Insieme per l’ospedale

Insieme per l’ospedale
5 novembre 2014

Il blog Quale Cefalù e il giornale telematico Cefalùweb hanno concordato d’indire un’assemblea pubblica, alla quale saranno invitati i Sindaci dei Comuni madoniti interessati, i sindacati della categoria, i dirigenti dell’ospedale e la cittadinanza, per dibattere sull’attuale situazione dell’ospedale di Cefalù, seguita all’allontanamento del San Raffaele e al conseguente pericolo che esso corre di perdere le eccellenze già acquisite e la possibilità di acquisirne altre. Tutto ciò risulta tanto più urgente, se si considera che nuove leggi nazionali e regionali stanno decidendo anche sul futuro del nostro ospedale, che non ha, in questo momento, un’amministrazione in grado di far valere la sua necessità di esistere nell’interesse di un circondario, al quale, per evidenti ragioni logistiche e geografiche, deve garantire assistenza sanitaria per le popolazioni. Anzi, esso sembra destinato a passare dalle eccellenze alle insufficienze funzionali. È privo, infatti, dei primari dei reparti di ostetricia, urologia e medicina interna. A tutto ciò suppliscono lo spirito di sacrificio del personale e il senso di responsabilità del commissario Ferrara e del direttore Virgilio. Ma non basta, però, per evitare che decisioni imposte dall’alto e senza alcun senso di umanità finiscano per trasformarlo in un’infermeria. Un futuro inaccettabile e immeritato, se vi sono reparti come la traumatologia e l’ortopedia, che agiscono a livelli di eccellenza, nonostante il disinteresse della politica in generale e di quella locale. Anzi, questa politica vorrebbe togliere “letti” a Cefalù per cederli al Rizzoli di Bagheria!

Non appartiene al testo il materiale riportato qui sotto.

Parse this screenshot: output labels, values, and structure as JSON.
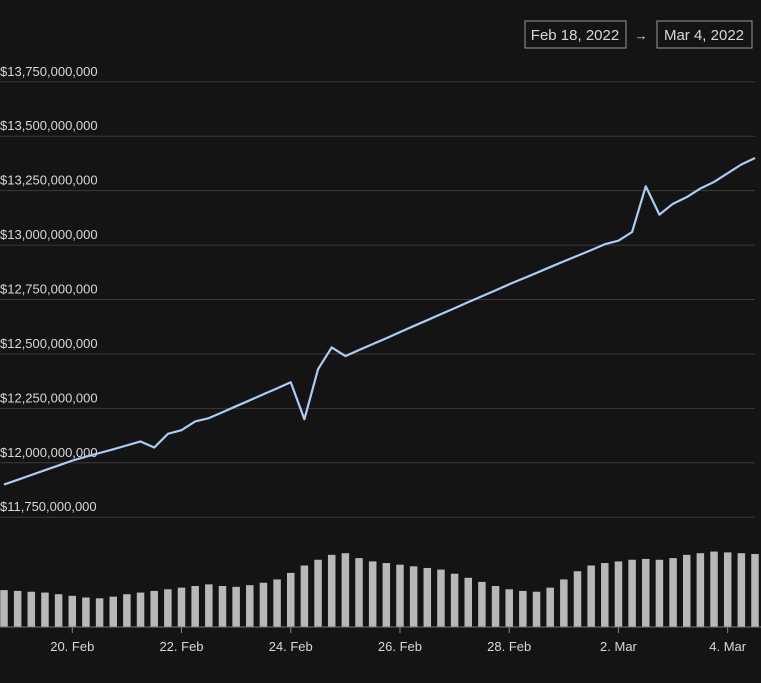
{
  "date_range": {
    "from": "Feb 18, 2022",
    "arrow": "→",
    "to": "Mar 4, 2022"
  },
  "chart_data": {
    "type": "line",
    "categories": [
      null,
      null,
      null,
      null,
      null,
      "20. Feb",
      null,
      null,
      null,
      null,
      null,
      null,
      null,
      "22. Feb",
      null,
      null,
      null,
      null,
      null,
      null,
      null,
      "24. Feb",
      null,
      null,
      null,
      null,
      null,
      null,
      null,
      "26. Feb",
      null,
      null,
      null,
      null,
      null,
      null,
      null,
      "28. Feb",
      null,
      null,
      null,
      null,
      null,
      null,
      null,
      "2. Mar",
      null,
      null,
      null,
      null,
      null,
      null,
      null,
      "4. Mar",
      null,
      null
    ],
    "ylim": [
      11650000000,
      13850000000
    ],
    "yticks": [
      {
        "value": 11750000000,
        "label": "$11,750,000,000"
      },
      {
        "value": 12000000000,
        "label": "$12,000,000,000"
      },
      {
        "value": 12250000000,
        "label": "$12,250,000,000"
      },
      {
        "value": 12500000000,
        "label": "$12,500,000,000"
      },
      {
        "value": 12750000000,
        "label": "$12,750,000,000"
      },
      {
        "value": 13000000000,
        "label": "$13,000,000,000"
      },
      {
        "value": 13250000000,
        "label": "$13,250,000,000"
      },
      {
        "value": 13500000000,
        "label": "$13,500,000,000"
      },
      {
        "value": 13750000000,
        "label": "$13,750,000,000"
      }
    ],
    "y2lim": [
      0,
      100
    ],
    "grid": true,
    "series": [
      {
        "color": "#a9cdf5",
        "values": [
          11900000000,
          11922000000,
          11944000000,
          11966000000,
          11988000000,
          12010000000,
          12028000000,
          12045000000,
          12062000000,
          12080000000,
          12098000000,
          12070000000,
          12133000000,
          12150000000,
          12190000000,
          12205000000,
          12232000000,
          12260000000,
          12287000000,
          12315000000,
          12342000000,
          12370000000,
          12200000000,
          12430000000,
          12530000000,
          12490000000,
          12518000000,
          12545000000,
          12572000000,
          12600000000,
          12628000000,
          12655000000,
          12683000000,
          12710000000,
          12738000000,
          12765000000,
          12792000000,
          12820000000,
          12846000000,
          12872000000,
          12899000000,
          12925000000,
          12951000000,
          12977000000,
          13004000000,
          13020000000,
          13060000000,
          13270000000,
          13140000000,
          13190000000,
          13220000000,
          13260000000,
          13290000000,
          13330000000,
          13370000000,
          13400000000
        ]
      },
      {
        "type": "bar",
        "axis": "y2",
        "color": "#b8b8b8",
        "values": [
          45,
          44,
          43,
          42,
          40,
          38,
          36,
          35,
          37,
          40,
          42,
          44,
          46,
          48,
          50,
          52,
          50,
          49,
          51,
          54,
          58,
          66,
          75,
          82,
          88,
          90,
          84,
          80,
          78,
          76,
          74,
          72,
          70,
          65,
          60,
          55,
          50,
          46,
          44,
          43,
          48,
          58,
          68,
          75,
          78,
          80,
          82,
          83,
          82,
          84,
          88,
          90,
          92,
          91,
          90,
          89
        ]
      }
    ]
  }
}
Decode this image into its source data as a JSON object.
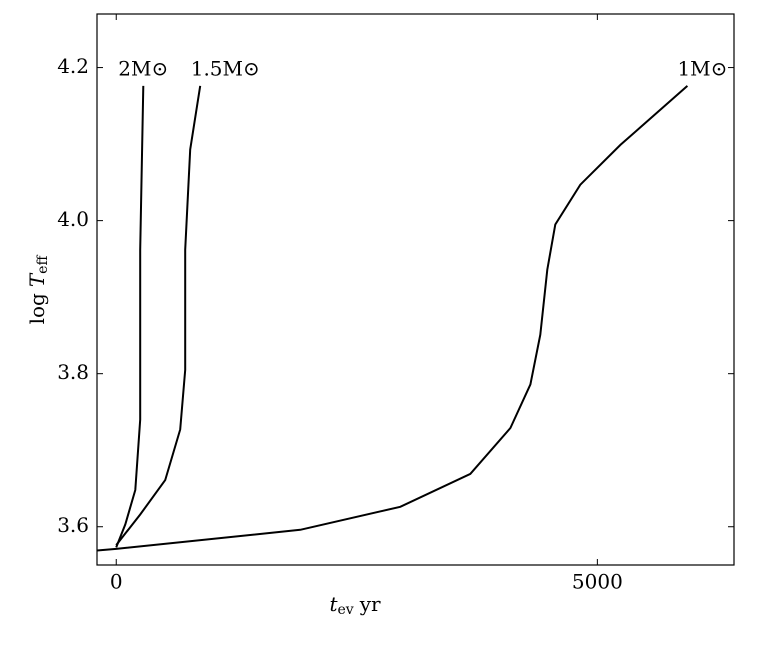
{
  "chart_data": {
    "type": "line",
    "x_label": {
      "symbol": "t",
      "subscript": "ev",
      "unit": "yr"
    },
    "y_label": {
      "prefix": "log",
      "symbol": "T",
      "subscript": "eff"
    },
    "xlim": [
      -200,
      6420
    ],
    "ylim": [
      3.55,
      4.27
    ],
    "xticks": [
      0,
      5000
    ],
    "yticks": [
      3.6,
      3.8,
      {
        "value": 4,
        "label": "4.0"
      },
      4.2
    ],
    "series": [
      {
        "name": "2M⊙",
        "color": "#000000",
        "x": [
          0,
          94,
          198,
          249,
          249,
          281
        ],
        "values": [
          3.573,
          3.603,
          3.648,
          3.74,
          3.962,
          4.176
        ]
      },
      {
        "name": "1.5M⊙",
        "color": "#000000",
        "x": [
          0,
          249,
          509,
          665,
          717,
          717,
          769,
          873
        ],
        "values": [
          3.576,
          3.616,
          3.661,
          3.727,
          3.805,
          3.962,
          4.093,
          4.176
        ]
      },
      {
        "name": "1M⊙",
        "color": "#000000",
        "x": [
          -200,
          0,
          1913,
          2952,
          3680,
          4096,
          4304,
          4407,
          4480,
          4563,
          4823,
          5239,
          5936
        ],
        "values": [
          3.569,
          3.571,
          3.596,
          3.626,
          3.669,
          3.729,
          3.786,
          3.851,
          3.936,
          3.995,
          4.047,
          4.099,
          4.176
        ]
      }
    ]
  }
}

A tutto ciò dobbiamo porre fine. Dobbiamo far sapere ai politici che del nostro ospedale non possono disporre impunemente, insieme a una burocrazia sorda alle necessità dei cittadini e incompetente tanto quanto basta per fare del male a questi stessi cittadini, quando soffrono. Nel dibattito non mancheranno certamente proposte competenti e di fronte a esse dovranno rispondere i politici, che credono di risolvere i problemi economici italiani, togliendo a coloro che soffrono, ma conservando i propri privilegi.